The first Halpern book I read was in 1994 during my undergrad years studying physics and chemistry. Finding a deeper love for science, I consumed stacks of books during my first free summer when I came across Halpern’s book Time Journeys. For the first time in all of my studies, I understood the whole of science. It felt like all the puzzle pieces in my brain finally clicked. My head was in the clouds, immersed with a deeper understanding of how science, history, and philosophy all intertwined.
Years later, I read Halpern’s Einstein’s Dice and Schrodinger’s Cat, a story about the camaraderie and competition between Einstein and Schrodinger, their histories and their combined and individual quests to find Unified Field Theory. Once again, swept up in the story of two great physicists, the puzzle pieces fit together perfectly, as Halpern’s logical explanations in physics were comprehensible.
This year, I read The Quantum Labyrinth. Once more, Halpern did not disappoint, as the puzzle pieces came together.
The Quantum Labyrinth is an outstanding story about the pairing of Princeton’s Professor John Wheeler and Richard Feynman, who was initially supposed to be Professor Eugene Wigner’s assistant. However, the story is not just about two brilliant physicists; it is an intertwining of their biographies that includes the backstories of their thought processes, the foundations of their philosophies, and the catalysts to their future developments. Halpern eloquently imparts the complexity of physics in such simple and understandable terms while introducing us to these two profound physicists.

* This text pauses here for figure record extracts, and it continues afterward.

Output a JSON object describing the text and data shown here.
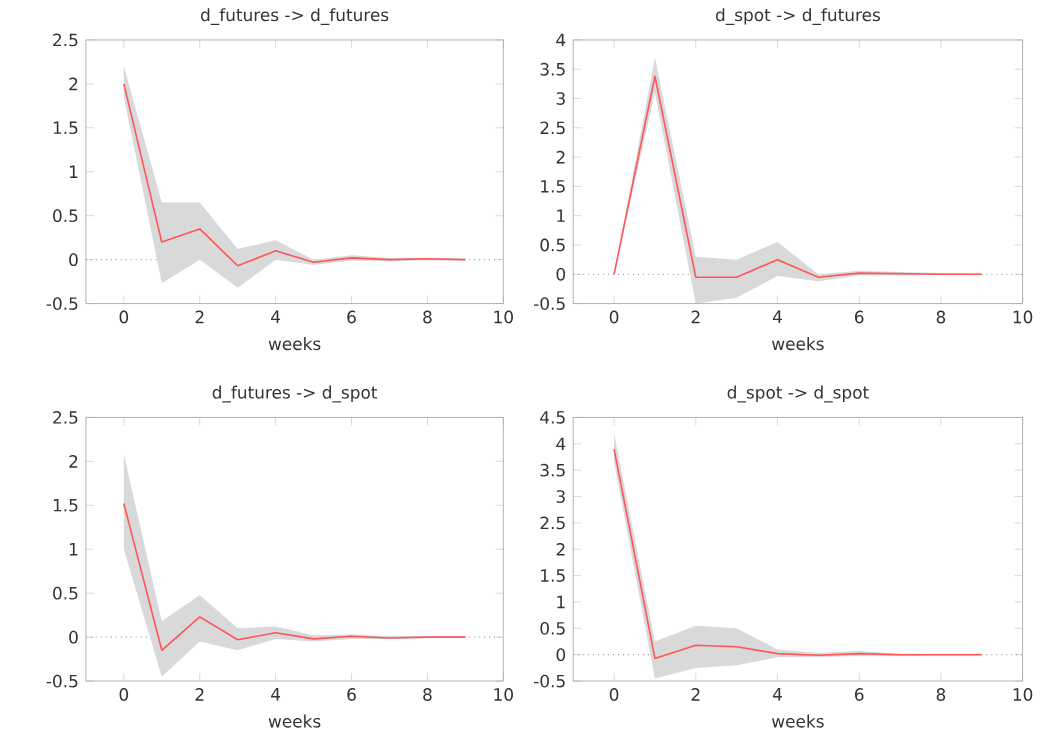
{
  "chart_data": [
    {
      "type": "line",
      "title": "d_futures -> d_futures",
      "xlabel": "weeks",
      "x": [
        0,
        1,
        2,
        3,
        4,
        5,
        6,
        7,
        8,
        9
      ],
      "xlim": [
        -1,
        10
      ],
      "xticks": [
        0,
        2,
        4,
        6,
        8,
        10
      ],
      "ylim": [
        -0.5,
        2.5
      ],
      "yticks": [
        -0.5,
        0,
        0.5,
        1,
        1.5,
        2,
        2.5
      ],
      "grid": false,
      "ref_lines": [
        {
          "axis": "y",
          "value": 0,
          "color": "#808080",
          "line_style": "dotted"
        }
      ],
      "series": [
        {
          "color": "#ff5555",
          "values": [
            2.0,
            0.2,
            0.35,
            -0.07,
            0.1,
            -0.03,
            0.02,
            0.0,
            0.01,
            0.0
          ],
          "lower": [
            1.85,
            -0.27,
            0.0,
            -0.32,
            0.0,
            -0.06,
            -0.01,
            -0.02,
            -0.01,
            -0.01
          ],
          "upper": [
            2.2,
            0.65,
            0.65,
            0.12,
            0.22,
            0.0,
            0.05,
            0.02,
            0.02,
            0.01
          ]
        }
      ]
    },
    {
      "type": "line",
      "title": "d_spot -> d_futures",
      "xlabel": "weeks",
      "x": [
        0,
        1,
        2,
        3,
        4,
        5,
        6,
        7,
        8,
        9
      ],
      "xlim": [
        -1,
        10
      ],
      "xticks": [
        0,
        2,
        4,
        6,
        8,
        10
      ],
      "ylim": [
        -0.5,
        4
      ],
      "yticks": [
        -0.5,
        0,
        0.5,
        1,
        1.5,
        2,
        2.5,
        3,
        3.5,
        4
      ],
      "grid": false,
      "ref_lines": [
        {
          "axis": "y",
          "value": 0,
          "color": "#808080",
          "line_style": "dotted"
        }
      ],
      "series": [
        {
          "color": "#ff5555",
          "values": [
            0.0,
            3.38,
            -0.05,
            -0.05,
            0.25,
            -0.05,
            0.02,
            0.01,
            0.0,
            0.0
          ],
          "lower": [
            0.0,
            3.1,
            -0.5,
            -0.4,
            -0.03,
            -0.12,
            -0.02,
            -0.02,
            -0.01,
            -0.01
          ],
          "upper": [
            0.0,
            3.7,
            0.3,
            0.25,
            0.55,
            0.0,
            0.06,
            0.04,
            0.02,
            0.01
          ]
        }
      ]
    },
    {
      "type": "line",
      "title": "d_futures -> d_spot",
      "xlabel": "weeks",
      "x": [
        0,
        1,
        2,
        3,
        4,
        5,
        6,
        7,
        8,
        9
      ],
      "xlim": [
        -1,
        10
      ],
      "xticks": [
        0,
        2,
        4,
        6,
        8,
        10
      ],
      "ylim": [
        -0.5,
        2.5
      ],
      "yticks": [
        -0.5,
        0,
        0.5,
        1,
        1.5,
        2,
        2.5
      ],
      "grid": false,
      "ref_lines": [
        {
          "axis": "y",
          "value": 0,
          "color": "#808080",
          "line_style": "dotted"
        }
      ],
      "series": [
        {
          "color": "#ff5555",
          "values": [
            1.52,
            -0.15,
            0.23,
            -0.03,
            0.05,
            -0.02,
            0.01,
            -0.01,
            0.0,
            0.0
          ],
          "lower": [
            1.0,
            -0.45,
            -0.05,
            -0.15,
            -0.02,
            -0.05,
            -0.02,
            -0.02,
            -0.01,
            -0.01
          ],
          "upper": [
            2.08,
            0.18,
            0.48,
            0.1,
            0.12,
            0.02,
            0.03,
            0.01,
            0.01,
            0.01
          ]
        }
      ]
    },
    {
      "type": "line",
      "title": "d_spot -> d_spot",
      "xlabel": "weeks",
      "x": [
        0,
        1,
        2,
        3,
        4,
        5,
        6,
        7,
        8,
        9
      ],
      "xlim": [
        -1,
        10
      ],
      "xticks": [
        0,
        2,
        4,
        6,
        8,
        10
      ],
      "ylim": [
        -0.5,
        4.5
      ],
      "yticks": [
        -0.5,
        0,
        0.5,
        1,
        1.5,
        2,
        2.5,
        3,
        3.5,
        4,
        4.5
      ],
      "grid": false,
      "ref_lines": [
        {
          "axis": "y",
          "value": 0,
          "color": "#808080",
          "line_style": "dotted"
        }
      ],
      "series": [
        {
          "color": "#ff5555",
          "values": [
            3.9,
            -0.07,
            0.18,
            0.15,
            0.02,
            -0.01,
            0.02,
            0.0,
            0.0,
            0.0
          ],
          "lower": [
            3.65,
            -0.45,
            -0.25,
            -0.2,
            -0.05,
            -0.05,
            -0.02,
            -0.02,
            -0.01,
            -0.01
          ],
          "upper": [
            4.2,
            0.25,
            0.55,
            0.5,
            0.1,
            0.03,
            0.07,
            0.02,
            0.01,
            0.01
          ]
        }
      ]
    }
  ]
}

The depth of research that Halpern put into The Quantum Labyrinth provides paragraphs of fantastic information for physics hobbyists, well-read scientists, erudite historians, and curious mathematicians. The book takes the reader through the history of physics and into the lives of each person who, in some way, contributed to Feynman’s and Wheeler’s discoveries. As a result, Halpern gives a respectful nod to the extensive works of many scientists some of whom include Albert Einstein, John von Neumann, Robert Oppenheimer, Niels Bohr, Paul Dirac, Kip Thorne, Charles Misner, and Freeman Dyson.

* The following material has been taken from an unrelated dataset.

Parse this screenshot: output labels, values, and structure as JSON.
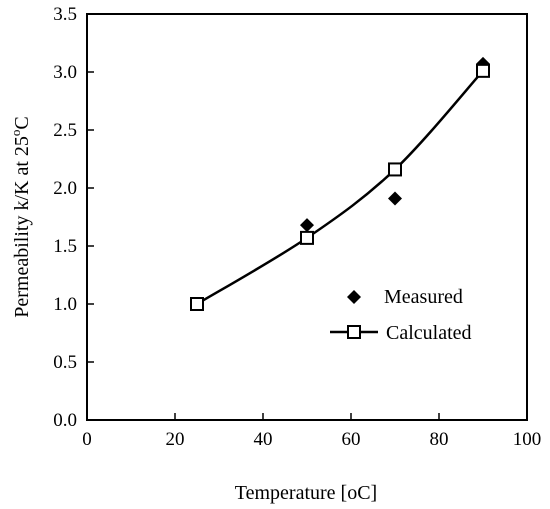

With these historical gestures, for the layperson, Halpern perfectly clarifies many concepts in physics that one might not otherwise understand. For the hobbyist, Halpern makes topics like Einsteinian dynamics, quantum electrodynamics, positronium atoms, and even the Wheeler-Feynman absorber theory easy to understand. Further, Halpern not only simplifies these difficult concepts, but uses these descriptive lessons as effective transitions while he tells the unique stories of Feynman and Wheeler. In addition to their brilliant theories, Halpern includes their insightful observations, some of which involve flying plates, extremes in theories, and their mutual disdain for pseudoscience.
Though the depth of research, historical recounts, and clarity in physics is more than enough to make this a fantastic book, The Quantum Labyrinth thoughtfully embraces the relationship between Wheeler and Feynman and impeccably grasps their unique characters. Without any elaboration necessary, Halpern enlightens their greatest qualities that defined who they were to the core. By doing so, Halpern cultivates reader compassion while carefully walking around Feynman’s womanizing qualities and Wheeler’s duty as a scientist in weapons development.
Thus, in reverence for the work that these two brilliant scientists created, Halpern emphasizes their greatest intellectual accomplishments while highlighting their struggles with personal loss and moral ruminations. Halpern writes about Feynman’s emotional valleys and peaks as with the loss of his first wife and his comeback to mental acuity, and he guides us into Wheeler’s world where we come to understand his war duties and comprehend the extent of his hypothetical constructions.
I cannot recommend this book enough. Halpern writes with a style and elocution that expressively connects the discovery of science and depth of history to the profoundly human characteristics of Wheeler and Feynman, all to conclude with a very poignant, philosophical view on the whole of physics. The puzzle pieces click together, once again, to construct a landscape of science, history, philosophy, and humanity. To conclude, The Quantum Labyrinth is not only an exemplary contribution to scientific biographical literature, but it is also a perfect dedication to two of the most valuable scientists of the 20th century.